By now we’ve had decades of cartel busting by law enforcement, from General Noriega and Pablo Escobar and the “Cali cartel” and the conviction of President Carlos Salinas de Gortari’s brother Raul, down to Felipe Calderon’s mindless, bloodthirsty six year crackdown on Mexican drug gangs from 2006 to 2012. This last fiasco cost nearly 100,000 mainly Mexican lives — the equivalent of an Iraq War right on our border.
The bottom line? None of this has made one bit of measurable difference whatsoever to the overall long-run global supply or consumption of illegal drugs. Indeed, if anything, the real street prices of so-called “dangerous drugs” like cocaine, crack, heroin, and meth are much lower today than they were in the early 1980s, before the drug war escalated.
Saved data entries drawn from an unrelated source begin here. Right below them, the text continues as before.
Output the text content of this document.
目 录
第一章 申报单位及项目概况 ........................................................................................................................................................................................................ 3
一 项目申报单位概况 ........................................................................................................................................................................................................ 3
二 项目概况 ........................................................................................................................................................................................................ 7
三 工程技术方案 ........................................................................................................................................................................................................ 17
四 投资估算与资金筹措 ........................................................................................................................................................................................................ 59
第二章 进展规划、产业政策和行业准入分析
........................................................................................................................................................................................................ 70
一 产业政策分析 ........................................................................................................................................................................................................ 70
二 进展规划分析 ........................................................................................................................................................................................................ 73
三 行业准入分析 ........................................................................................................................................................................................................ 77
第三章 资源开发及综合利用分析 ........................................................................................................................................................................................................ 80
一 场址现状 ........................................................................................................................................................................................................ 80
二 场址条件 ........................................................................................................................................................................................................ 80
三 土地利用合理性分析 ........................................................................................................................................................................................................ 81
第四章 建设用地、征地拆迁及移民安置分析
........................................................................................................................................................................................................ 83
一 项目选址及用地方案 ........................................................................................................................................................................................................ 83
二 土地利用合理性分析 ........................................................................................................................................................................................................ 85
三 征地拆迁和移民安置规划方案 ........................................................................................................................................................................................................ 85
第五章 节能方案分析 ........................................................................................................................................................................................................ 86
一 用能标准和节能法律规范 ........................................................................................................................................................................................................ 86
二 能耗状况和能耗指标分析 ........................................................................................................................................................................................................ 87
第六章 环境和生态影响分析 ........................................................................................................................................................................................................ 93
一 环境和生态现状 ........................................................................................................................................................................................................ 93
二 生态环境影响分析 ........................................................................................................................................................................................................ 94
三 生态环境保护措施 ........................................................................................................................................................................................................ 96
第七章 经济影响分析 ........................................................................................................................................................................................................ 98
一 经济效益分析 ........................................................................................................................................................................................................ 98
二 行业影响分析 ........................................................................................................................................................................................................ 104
Meanwhile, the demand for legal by-prescription drugs has gone through the roof. According to a recent Mayo Clinic survey, an estimated 70 percent of Americans now use them regularly, including about 13 percent who regularly use anti-depressants and another 13 percent on opiates and other pain killers.
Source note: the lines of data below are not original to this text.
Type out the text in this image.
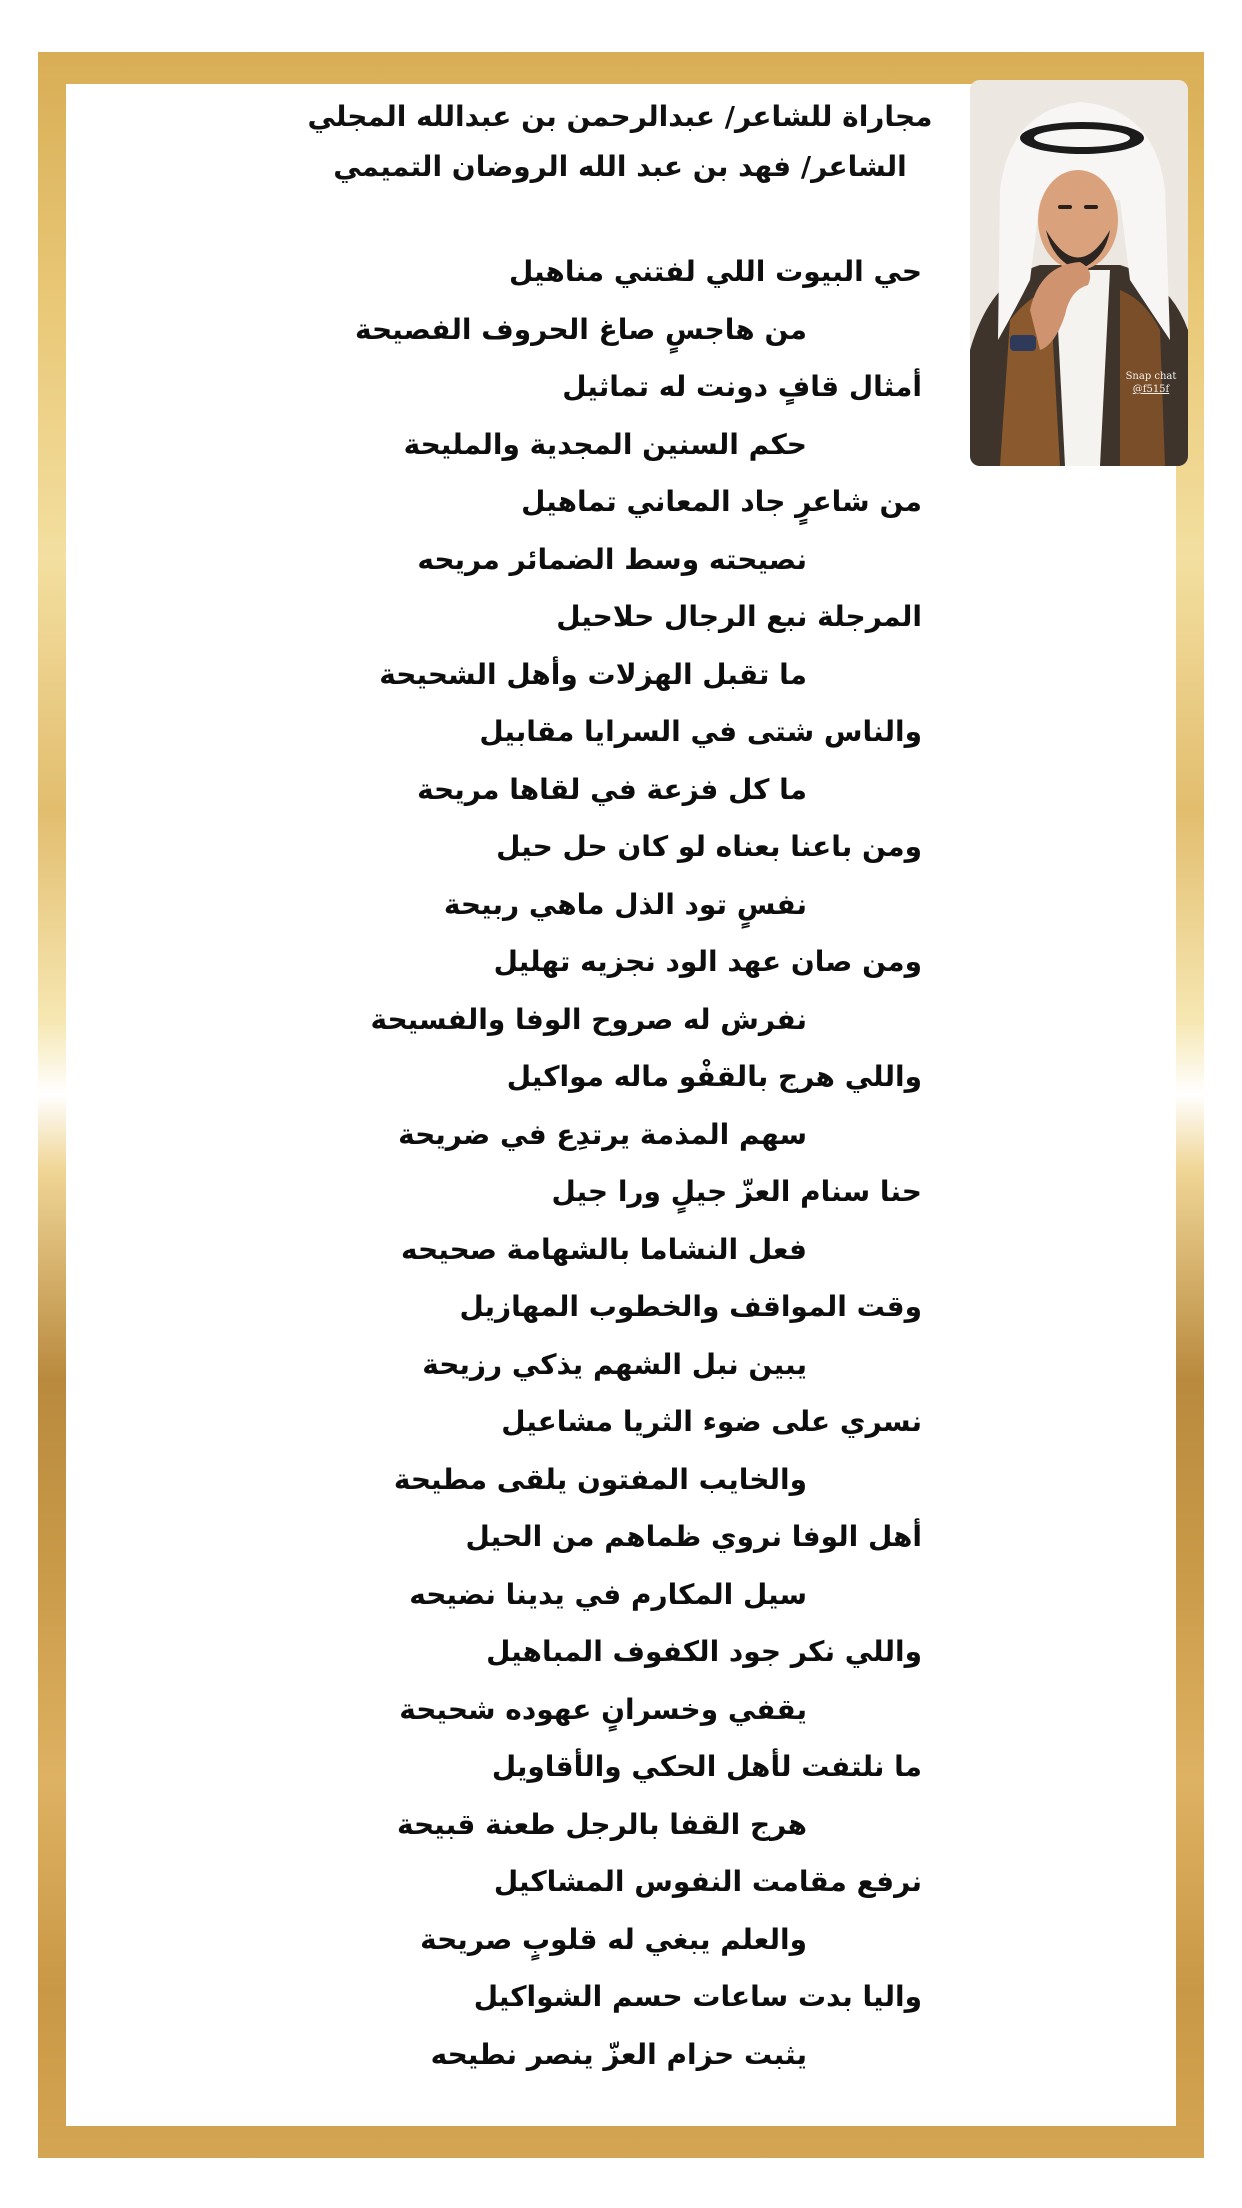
مجاراة للشاعر/ عبدالرحمن بن عبدالله المجلي
الشاعر/ فهد بن عبد الله الروضان التميمي
Snap chat
@f515f
حي البيوت اللي لفتني مناهيل
من هاجسٍ صاغ الحروف الفصيحة
أمثال قافٍ دونت له تماثيل
حكم السنين المجدية والمليحة
من شاعرٍ جاد المعاني تماهيل
نصيحته وسط الضمائر مريحه
المرجلة نبع الرجال حلاحيل
ما تقبل الهزلات وأهل الشحيحة
والناس شتى في السرايا مقابيل
ما كل فزعة في لقاها مريحة
ومن باعنا بعناه لو كان حل حيل
نفسٍ تود الذل ماهي ربيحة
ومن صان عهد الود نجزيه تهليل
نفرش له صروح الوفا والفسيحة
واللي هرج بالقفْو ماله مواكيل
سهم المذمة يرتدِع في ضريحة
حنا سنام العزّ جيلٍ ورا جيل
فعل النشاما بالشهامة صحيحه
وقت المواقف والخطوب المهازيل
يبين نبل الشهم يذكي رزيحة
نسري على ضوء الثريا مشاعيل
والخايب المفتون يلقى مطيحة
أهل الوفا نروي ظماهم من الحيل
سيل المكارم في يدينا نضيحه
واللي نكر جود الكفوف المباهيل
يقفي وخسرانٍ عهوده شحيحة
ما نلتفت لأهل الحكي والأقاويل
هرج القفا بالرجل طعنة قبيحة
نرفع مقامت النفوس المشاكيل
والعلم يبغي له قلوبٍ صريحة
واليا بدت ساعات حسم الشواكيل
يثبت حزام العزّ ينصر نطيحه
According to the Center for Disease Control, in 2010, a modest 5,430 Americans died from “mental and behavioral disorders due to cocaine use,” 2,896 died from “mental and behavioral disorders due to opiods,” including heroin, 15,839 died from such disorders associated with “multiple drug use,” legal and illegal, and a whopping 33 died from disorders associated with marijuana.
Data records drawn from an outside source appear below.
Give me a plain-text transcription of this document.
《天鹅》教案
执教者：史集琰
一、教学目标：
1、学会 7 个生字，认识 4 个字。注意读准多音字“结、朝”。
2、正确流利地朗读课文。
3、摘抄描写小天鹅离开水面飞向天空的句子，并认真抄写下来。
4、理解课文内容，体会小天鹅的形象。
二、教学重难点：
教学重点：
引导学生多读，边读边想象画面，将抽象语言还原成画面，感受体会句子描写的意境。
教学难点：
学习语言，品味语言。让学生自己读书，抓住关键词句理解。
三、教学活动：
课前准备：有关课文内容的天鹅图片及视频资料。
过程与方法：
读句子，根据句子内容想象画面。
By comparison, 21,392 died that year because of mental and behavioral disorders due to alcohol, 6651 died from disorders due to tobacco (in addition to the 1.88 mm claimed by lung cancer), 857 died from disorders due to caffeine, 264,129 died because of accidental poisoning by drugs or alcohol, and 51,318 died because of intentional self-poisoning by drugs or alcohol — mostly due to overdoses with prescription drugs.
So do we have a drug problem in the US? Indeed we do. But it is not one that has anything whatsoever to do with Mexico, Colombia, Bolivia, Peru, or Afghanistan. Nor is it one that ”breaking up cartels” — and thereby necessarily (uh, duh) increasing competition and supply from illicit traffickers – is ever going to solve.
Can someone please explain to US and Mexican law enforcement — as well as to New York Times journalists — the basic laws of Microeconomics 101? When you “break up a cartel,” you increase competition, boost supply, lower market price, and increase the number of traffickers involved in the business.
Indeed, that’s what has happened after each and every one of the law enforcement “victories” noted above. The recent re-arrest of “El Chapo” Guzman, as good as it may be for the professional careers of a few police, federal agents, and politicians — as well as rival cartel leaders — will prove to be no exception.
Of course the illegal drug business is profitable for dealers and their families — both in and out of prison. But it is also lucrative and power-enhancing for the law enforcement establishment and the politicians that support it. To explain the persistence of our market-defying, counterproductive drug laws, despite decades of clear evidence that they simply don’t work and create lots of collateral damage, we have to start with this perverse co-dependency.